How big can the correction factors get? In some places the corrections due to the shape of the sea or basin completely overwhelm the direct effect of the moon. For example, in the Gulf of Mexico there is sometimes only one tide in a day. In Veracruz, on May 6, there is predicted to be a high tide at 4:47am, and the next high tide will not be until May 7 at 5:53am. Don’t you agree it is nicer here on the coast of Oaxaca, with its two high tides a day?
Back to the surfers. Where do those waves come from? Remarkably, waves may start from winds or storms many days earlier and in distant locations. The swells created by the winds travel unimpeded through thousands of miles of clear, calm weather and turn into breakers only when they approach the shore. Waves that started out in various places all over the world are hitting the beach near you right now, but the largest and strongest swells are the only ones that you can notice. If you go to the website ( www.surfline.com/surf-forecasts/mainlandmexico/huatulco-area_16175 y ) you can find forecasted surf heights up to 14 days from now. The predictions for the next few days are based on storms that already happened, and the wave swells are already on their way here. But forecasted surf heights for Huatulco more than 7 days from now are based on forecasted weather all over the globe – the predicted surf levels will come from storms that haven’t even happened yet! Avid surfers keep their boards and other equipment packed, and they follow the forecasts on the internet for their favorite beaches. The forecasts are good enough that they can purchase airline tickets, finish up their urgent work at home, take a flight to their destination, and enjoy the highest swells – along with hundreds of others who used the same websites!
The very highest waves should be avoided by surfers at all costs – and every other living being. Those are tsunamis or, as they are incorrectly called, tidal waves. When a strong earthquake occurs on the ocean floor, the seizures of the earth below the ocean can start a massive amount of water waving outward from the epicenter.

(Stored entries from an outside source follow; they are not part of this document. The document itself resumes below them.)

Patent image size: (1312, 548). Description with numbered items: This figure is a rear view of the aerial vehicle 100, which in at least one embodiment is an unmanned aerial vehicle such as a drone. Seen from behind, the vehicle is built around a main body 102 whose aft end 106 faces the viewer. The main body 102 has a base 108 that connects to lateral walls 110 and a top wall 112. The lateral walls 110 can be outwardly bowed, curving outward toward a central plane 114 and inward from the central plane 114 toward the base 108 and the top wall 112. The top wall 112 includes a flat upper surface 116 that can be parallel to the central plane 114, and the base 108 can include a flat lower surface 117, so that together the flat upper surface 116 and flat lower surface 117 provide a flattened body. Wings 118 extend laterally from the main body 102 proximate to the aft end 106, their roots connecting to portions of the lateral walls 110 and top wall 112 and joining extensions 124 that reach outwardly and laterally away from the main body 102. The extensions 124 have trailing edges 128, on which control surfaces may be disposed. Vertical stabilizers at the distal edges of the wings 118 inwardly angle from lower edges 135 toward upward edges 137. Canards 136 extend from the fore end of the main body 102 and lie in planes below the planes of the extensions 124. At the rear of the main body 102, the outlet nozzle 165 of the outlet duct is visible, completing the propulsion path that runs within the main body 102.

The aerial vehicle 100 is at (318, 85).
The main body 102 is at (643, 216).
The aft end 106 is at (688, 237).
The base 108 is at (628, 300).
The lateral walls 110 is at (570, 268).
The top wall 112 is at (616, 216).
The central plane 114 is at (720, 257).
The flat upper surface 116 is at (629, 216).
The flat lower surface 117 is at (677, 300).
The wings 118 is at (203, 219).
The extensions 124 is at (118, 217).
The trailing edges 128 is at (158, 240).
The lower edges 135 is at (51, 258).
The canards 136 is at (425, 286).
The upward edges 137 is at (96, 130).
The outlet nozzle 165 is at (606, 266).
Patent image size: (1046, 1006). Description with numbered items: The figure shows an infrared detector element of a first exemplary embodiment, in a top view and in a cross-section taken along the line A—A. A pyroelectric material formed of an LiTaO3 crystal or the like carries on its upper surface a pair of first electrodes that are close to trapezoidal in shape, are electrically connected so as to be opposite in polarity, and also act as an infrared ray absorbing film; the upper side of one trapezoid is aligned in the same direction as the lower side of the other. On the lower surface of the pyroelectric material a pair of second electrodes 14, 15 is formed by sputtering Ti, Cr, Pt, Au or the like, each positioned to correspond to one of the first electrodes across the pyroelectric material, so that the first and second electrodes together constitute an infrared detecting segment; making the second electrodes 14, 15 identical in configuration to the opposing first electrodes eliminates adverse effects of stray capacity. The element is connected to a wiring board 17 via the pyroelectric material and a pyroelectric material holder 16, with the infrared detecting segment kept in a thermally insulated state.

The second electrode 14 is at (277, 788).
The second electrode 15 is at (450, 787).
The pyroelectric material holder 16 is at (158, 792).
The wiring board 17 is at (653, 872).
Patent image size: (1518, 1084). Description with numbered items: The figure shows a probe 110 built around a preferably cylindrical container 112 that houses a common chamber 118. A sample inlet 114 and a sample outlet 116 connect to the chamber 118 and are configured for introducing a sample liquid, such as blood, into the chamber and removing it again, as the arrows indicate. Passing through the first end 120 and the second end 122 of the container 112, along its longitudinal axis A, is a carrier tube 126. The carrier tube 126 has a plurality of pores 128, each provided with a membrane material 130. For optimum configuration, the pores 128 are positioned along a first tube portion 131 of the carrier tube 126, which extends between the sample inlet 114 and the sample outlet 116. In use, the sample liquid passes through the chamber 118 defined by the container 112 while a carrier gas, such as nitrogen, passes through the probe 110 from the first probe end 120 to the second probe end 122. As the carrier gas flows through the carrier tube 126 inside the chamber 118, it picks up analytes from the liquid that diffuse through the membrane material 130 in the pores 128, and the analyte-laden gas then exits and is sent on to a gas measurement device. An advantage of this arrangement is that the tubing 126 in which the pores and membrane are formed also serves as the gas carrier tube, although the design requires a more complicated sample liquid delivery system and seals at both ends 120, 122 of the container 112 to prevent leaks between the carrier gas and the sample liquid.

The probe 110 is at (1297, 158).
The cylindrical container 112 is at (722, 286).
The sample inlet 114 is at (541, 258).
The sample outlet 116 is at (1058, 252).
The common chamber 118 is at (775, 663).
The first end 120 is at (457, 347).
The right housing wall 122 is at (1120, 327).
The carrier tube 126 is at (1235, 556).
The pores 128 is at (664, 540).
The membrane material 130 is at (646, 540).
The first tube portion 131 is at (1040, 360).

On the surface of the ocean, the swells produced by millions of kilograms of moving water may not appear to be any larger than those produced by winds. But they are moving with tremendous force, often at extraordinarily high rates and can travel across thousands of miles. When they reach land, the force propels much of the water close to the shore far inland. The water than sweeps virtually anything in its path relatively far back to sea and then, after a seemingly endless pause, rushes back inland again once or twice more. Fortunately, tsunami monitors are being placed over more and more of the oceans and the size, speed and directions of these seismic waves can be gauged. The tsunami’s exact destination and size are determined by other factors as well, such as the shape of the coastline, so prediction is not an exact science Tsunamis are very rare events on the Oaxacan Riviera. Most of our waves range from gentle to large swells enjoyed by surfers. So settle down with a cervaza on one of our glorious beaches to watch the waves and the tides rise and fall. But be careful, this wonderful activity can be addictive.
Jan and Marcia Chaiken live in view of the ocean in Huatulco and far inland in Ashland, Oregon.